Adventure elements have always been strong in Vinge's work, from "Apartness" through such stories as "The Barbarian Princess," "Gemstone," and "Grimm's World" (later expanded into the novel Tatja Grimm's World), on to novels such as The Witling and A Fire Upon the Deep. Seldom has he— or anybody else— put everything together better, though, than in the fast-paced, colorful, highly inventive novella that follows, "The Blabber." The influence of Robert A. Heinlein is strong and obvious here— in fact, the story is in part an undisguised homage to Heinlein's The Star Beast, which novel is specifically invoked in the text— although traces of the influence of Larry Niven, Poul Anderson, Charles Harness, and perhaps Roger Zelazny (whose influence shows up even more clearly in "True Names," I think) can be discerned as well.

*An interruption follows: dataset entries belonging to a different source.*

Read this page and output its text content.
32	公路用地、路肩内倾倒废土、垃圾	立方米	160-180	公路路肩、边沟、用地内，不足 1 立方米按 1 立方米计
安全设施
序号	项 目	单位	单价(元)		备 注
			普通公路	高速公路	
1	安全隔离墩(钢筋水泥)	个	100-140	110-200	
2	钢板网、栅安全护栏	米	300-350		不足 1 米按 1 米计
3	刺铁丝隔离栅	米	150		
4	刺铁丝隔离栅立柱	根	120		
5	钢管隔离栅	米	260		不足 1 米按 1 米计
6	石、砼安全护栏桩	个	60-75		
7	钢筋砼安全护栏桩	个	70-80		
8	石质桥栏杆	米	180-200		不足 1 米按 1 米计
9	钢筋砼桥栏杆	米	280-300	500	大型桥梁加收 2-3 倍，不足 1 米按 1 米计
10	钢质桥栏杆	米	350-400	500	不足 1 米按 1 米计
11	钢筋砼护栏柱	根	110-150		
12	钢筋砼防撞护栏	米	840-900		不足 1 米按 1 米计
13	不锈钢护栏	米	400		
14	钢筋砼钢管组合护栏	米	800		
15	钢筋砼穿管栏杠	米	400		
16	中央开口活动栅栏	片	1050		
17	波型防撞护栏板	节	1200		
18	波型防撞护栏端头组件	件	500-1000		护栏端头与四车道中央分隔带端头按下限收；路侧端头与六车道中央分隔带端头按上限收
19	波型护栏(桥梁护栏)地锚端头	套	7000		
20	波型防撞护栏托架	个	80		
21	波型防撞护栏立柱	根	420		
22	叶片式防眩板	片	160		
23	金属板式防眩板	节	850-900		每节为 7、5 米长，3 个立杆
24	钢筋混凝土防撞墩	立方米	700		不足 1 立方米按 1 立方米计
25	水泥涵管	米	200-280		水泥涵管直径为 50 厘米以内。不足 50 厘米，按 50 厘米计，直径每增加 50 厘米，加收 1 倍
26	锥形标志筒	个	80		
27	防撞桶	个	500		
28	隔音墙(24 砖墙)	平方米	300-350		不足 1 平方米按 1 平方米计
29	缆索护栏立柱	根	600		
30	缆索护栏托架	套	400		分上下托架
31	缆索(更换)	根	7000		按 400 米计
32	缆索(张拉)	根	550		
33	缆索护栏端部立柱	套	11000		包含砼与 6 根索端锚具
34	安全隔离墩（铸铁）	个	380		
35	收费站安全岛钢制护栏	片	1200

Although consciously modeled on the plot of The Star Beast, Vinge does some exciting new things with this familiar story, as well as a lot of shrewd and radical new thinking about what interstellar societies would really be like, thinking that prefigures his well-known speculations about "The Singularity" (the point waiting ahead for us all where technological change speeds up to such a degree that society becomes incomprehensible even to the people living in it)— and thinking that would perhaps have as great an impact (although a largely unacknowledged one) on future Space Adventure stories as "True Names" had had on the Virtual Reality tale.